= Karen Steel =

British scientist

Karen Penelope Steel is a British scientist who studies the genetics of deafness, using the mouse as a model to identify the genes involved and to understand the molecular, cellular and physiological mechanisms involved. She is Professor of Sensory Function at the Wolfson Centre for Age-Related Diseases, King's College London. Previously she was Principal Investigator of the Genetics of Deafness research programme at the Wellcome Trust Sanger Institute.

She had a leading role in the collaboration that uncovered Myo7a, the first gene to be implicated in deafness in mice and in humans. Most recently, she led the discovery of Mir-96 microRNA that is implicated in progressive hearing loss in mice and humans.

Together with Christine Petit, Steel won the Royal Society Brain Prize 2012, for pioneering work on the genetics of hearing and deafness.

== Early life ==
In her early academic years, Steel was originally interested in studying English. Her first exposure to biology, and also what solidified her biological science career path, was in sixth grade. Steel had the opportunity to hear Dorothy Hodgkin speak at Bristol University about insulin, marking her first time encountering a woman in science. This experience greatly influenced her interest in studying genetics.

==Education==
Steel obtained her first degree from Leeds University. She then received her PhD from University College London for her investigatory work into the inner ear in several deaf mouse mutants.

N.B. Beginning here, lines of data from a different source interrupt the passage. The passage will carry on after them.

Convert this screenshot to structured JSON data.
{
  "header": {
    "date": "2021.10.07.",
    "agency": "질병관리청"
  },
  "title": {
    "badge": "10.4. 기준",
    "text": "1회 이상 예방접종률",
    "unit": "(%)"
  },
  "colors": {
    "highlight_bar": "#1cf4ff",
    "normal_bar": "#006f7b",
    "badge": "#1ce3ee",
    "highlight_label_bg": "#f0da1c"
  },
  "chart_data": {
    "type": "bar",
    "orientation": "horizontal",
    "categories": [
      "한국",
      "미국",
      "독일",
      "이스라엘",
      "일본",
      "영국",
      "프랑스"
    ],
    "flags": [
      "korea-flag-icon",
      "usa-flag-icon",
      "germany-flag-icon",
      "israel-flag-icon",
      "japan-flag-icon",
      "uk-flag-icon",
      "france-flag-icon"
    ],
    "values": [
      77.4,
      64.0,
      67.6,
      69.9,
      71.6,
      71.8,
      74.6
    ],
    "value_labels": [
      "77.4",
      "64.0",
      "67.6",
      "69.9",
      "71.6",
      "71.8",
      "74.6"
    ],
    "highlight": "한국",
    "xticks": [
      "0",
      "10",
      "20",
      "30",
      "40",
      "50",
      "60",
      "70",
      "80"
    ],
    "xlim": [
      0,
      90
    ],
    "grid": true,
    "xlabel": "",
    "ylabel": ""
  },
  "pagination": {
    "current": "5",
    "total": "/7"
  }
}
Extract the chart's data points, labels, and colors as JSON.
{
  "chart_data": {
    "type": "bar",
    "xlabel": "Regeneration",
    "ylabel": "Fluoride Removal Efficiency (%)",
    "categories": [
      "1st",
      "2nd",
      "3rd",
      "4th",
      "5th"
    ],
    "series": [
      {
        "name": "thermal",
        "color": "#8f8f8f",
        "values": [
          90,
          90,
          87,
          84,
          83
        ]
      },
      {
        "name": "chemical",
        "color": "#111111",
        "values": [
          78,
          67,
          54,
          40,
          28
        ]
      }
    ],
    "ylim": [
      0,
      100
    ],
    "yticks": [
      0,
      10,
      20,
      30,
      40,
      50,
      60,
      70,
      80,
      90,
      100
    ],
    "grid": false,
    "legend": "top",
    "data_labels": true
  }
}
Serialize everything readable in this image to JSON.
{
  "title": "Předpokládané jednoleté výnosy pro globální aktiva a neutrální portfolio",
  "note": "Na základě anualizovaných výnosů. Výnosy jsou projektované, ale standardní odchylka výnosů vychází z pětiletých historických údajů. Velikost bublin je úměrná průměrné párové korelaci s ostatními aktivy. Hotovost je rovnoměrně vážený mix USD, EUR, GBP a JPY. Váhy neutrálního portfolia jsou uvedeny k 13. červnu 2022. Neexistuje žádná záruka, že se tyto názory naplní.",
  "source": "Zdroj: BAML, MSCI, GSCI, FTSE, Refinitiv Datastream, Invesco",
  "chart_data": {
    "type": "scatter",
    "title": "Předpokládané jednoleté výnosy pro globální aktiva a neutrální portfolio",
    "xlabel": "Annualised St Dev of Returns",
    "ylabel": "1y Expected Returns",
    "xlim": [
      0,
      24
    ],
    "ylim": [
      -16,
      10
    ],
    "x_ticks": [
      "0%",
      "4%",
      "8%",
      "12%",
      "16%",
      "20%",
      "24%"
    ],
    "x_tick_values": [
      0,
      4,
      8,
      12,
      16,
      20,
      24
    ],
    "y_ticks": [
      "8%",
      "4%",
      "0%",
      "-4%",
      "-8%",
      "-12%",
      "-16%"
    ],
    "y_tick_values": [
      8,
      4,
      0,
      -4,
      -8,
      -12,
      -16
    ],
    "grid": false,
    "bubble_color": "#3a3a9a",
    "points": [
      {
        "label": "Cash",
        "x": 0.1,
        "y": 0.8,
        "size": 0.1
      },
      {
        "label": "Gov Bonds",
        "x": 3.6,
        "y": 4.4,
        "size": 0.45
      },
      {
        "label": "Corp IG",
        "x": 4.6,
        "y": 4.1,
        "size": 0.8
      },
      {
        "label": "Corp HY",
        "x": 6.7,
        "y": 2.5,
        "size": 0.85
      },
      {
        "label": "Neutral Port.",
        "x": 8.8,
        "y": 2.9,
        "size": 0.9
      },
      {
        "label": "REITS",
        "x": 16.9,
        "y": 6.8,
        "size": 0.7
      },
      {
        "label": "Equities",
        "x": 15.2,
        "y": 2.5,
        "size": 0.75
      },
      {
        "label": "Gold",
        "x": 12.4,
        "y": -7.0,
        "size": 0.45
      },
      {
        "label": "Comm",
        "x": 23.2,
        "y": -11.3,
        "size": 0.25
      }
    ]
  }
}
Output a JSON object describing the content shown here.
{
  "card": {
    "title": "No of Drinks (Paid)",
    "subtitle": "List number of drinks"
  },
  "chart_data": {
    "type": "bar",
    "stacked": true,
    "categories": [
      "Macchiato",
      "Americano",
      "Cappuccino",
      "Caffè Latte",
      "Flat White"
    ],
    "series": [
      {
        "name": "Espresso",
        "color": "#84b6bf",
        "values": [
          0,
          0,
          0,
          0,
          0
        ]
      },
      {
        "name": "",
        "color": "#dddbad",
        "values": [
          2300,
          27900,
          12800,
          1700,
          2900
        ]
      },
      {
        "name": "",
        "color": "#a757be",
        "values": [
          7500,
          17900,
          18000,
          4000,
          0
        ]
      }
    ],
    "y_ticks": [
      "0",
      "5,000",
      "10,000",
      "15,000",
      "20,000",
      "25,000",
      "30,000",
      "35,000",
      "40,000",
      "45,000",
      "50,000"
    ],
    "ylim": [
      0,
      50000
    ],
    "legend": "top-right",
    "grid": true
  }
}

She set up the mouse genetics and deafness research programme at the newly established MRC Institute of Hearing Research in Nottingham. Following a second postdoc in Munich, she returned to Nottingham to lead mouse genetics research.

==Research==
Steel studies the genetics behind deafness, mainly focusing on the genetics of mice to identify the genes involved as well as to further understand the molecular, cellular and physiological mechanisms involved with being deaf. This led to Steel developing a screening technique, a triaging process, that allowed for the characterisation of mutant mice that have hearing and imbalance issues. This led to ability to find and characterise the specific genes involved in these issues, with these issues being caused by altered hair cells or auditory parts. Steel's mouse genetic project also involved knocking out various genes not extensively studied and observing whether these genes are essential or nonessential in the mouse hearing. Steel and her research group have published phenotypic descriptions of over 80 different mouse mutants. Currently, her research is focused on the progressive loss of auditory functions in which she uses the mouse models to diagram the timeline of auditory loss in humans. She also looks for specific mutated genes that are known to contribute and lead to hearing loss, allowing her to target genes that could be potentially targeted in treatments for progressive hearing loss. As of 2014, Steel and her team has found genes involved in progressive hearing loss and has moved forward in identifying the various pathways that these genes are a part of.

== Awards and honours ==
- Recipient of the Kresge-Mirmelstein prize for excellence in hearing research, New Orleans, 1998
- Elected Fellow of the Academy of Medical Sciences, London, 2004
- Elected Council member of Association for Research in Otolaryngology (2004–2008)
- Elected President of International Mammalian Genome Society (2007–2012)
- Edith Whetnall lecturer, Section of Otology of the Royal Society of Medicine, London, 2008
- Elected Fellow of the Royal Society, London, 2009
- Grete Lundbeck European Brain Research Prize, 2012
- Award of Merit, Association for Research in Otolaryngology, 2013

The asteroid 24734 Kareness was named after Steel by its discoverer, Steel's brother.